Researchers investigate the types of questions used by science teachers who are influenced by a constructive approach to teaching and those who are not
Ibrahim Erdogan of Mus Alparslan University, Turkey, and Todd Campbell of Utah State University, US, have characterised teachers into two groups, ie high-level and low-level users of a constructivist approach to teaching in the classroom. To gain further insight into the practices of these two distinct groups, they examined the types of questions the teachers used in their teaching.1
Teachers who use a high level of constructivist teaching involve pupils in active investigations with peers and encourage pupils to share ideas with one another. In a classroom where the approach is used at a low level pupils are dependent on the teacher, discussing the science only with the teacher who then confirms their contributions.
Erdogan and Campbell studied the teaching of 22 teachers from schools in mid-western US by examining videos of three lessons delivered by each teacher. They used a recognised research instrument for identifying constructivist practice called 'Expert Science Teacher Educational Evaluation Model (ESTEEM) to analyse each video. The researchers selected the two videos with the lowest score and the two videos with the highest score and analysed the questions asked during these lessons.
The study highlighted a difference in the number of questions asked by the two groups. The teachers classified as exhibiting a low level of constructivist practice asked 44 questions whereas the high-level users asked 148 questions in the same period of time. The high-level group asked more open-ended questions (47 per cent of the questions asked) than the low-level group (16 per cent). The majority of open-ended questions used by the high-level group were designed to challenge students' understanding. The teacher generally refrained from providing an answer and gave the student the opportunity to evaluate the extent to which the answer was correct.

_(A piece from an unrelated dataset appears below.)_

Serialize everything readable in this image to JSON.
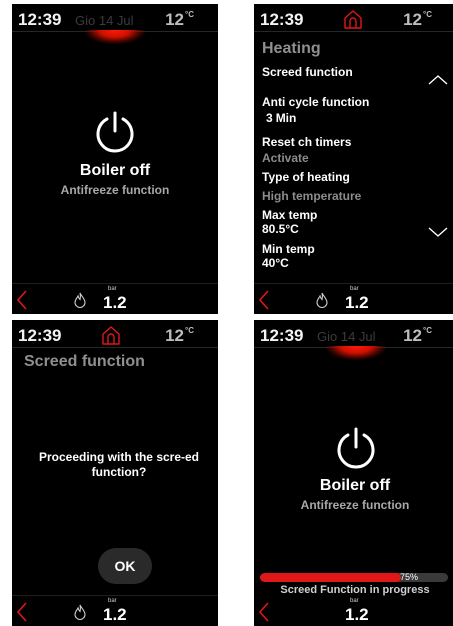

The majority of the closed-ended questions favoured by the low-level group were concept completion questions. For these the teacher provided some information and then looked to the students to add more information from what they had already been taught. The teachers saw this as a way of assisting their students' learning by proving a link between one piece of information and another.
The low-level group also used a lot of task-orientated questions to manage classroom activities and help students understand the science as they did assignments or investigations. The high-level group were less worried about such classroom management issues and tended to use questions that developed students' problem-solving skills.
- I. Erdogan and T. Campbell, Int. J. Sci. Educ., 2008, 30(14), 1891-1914.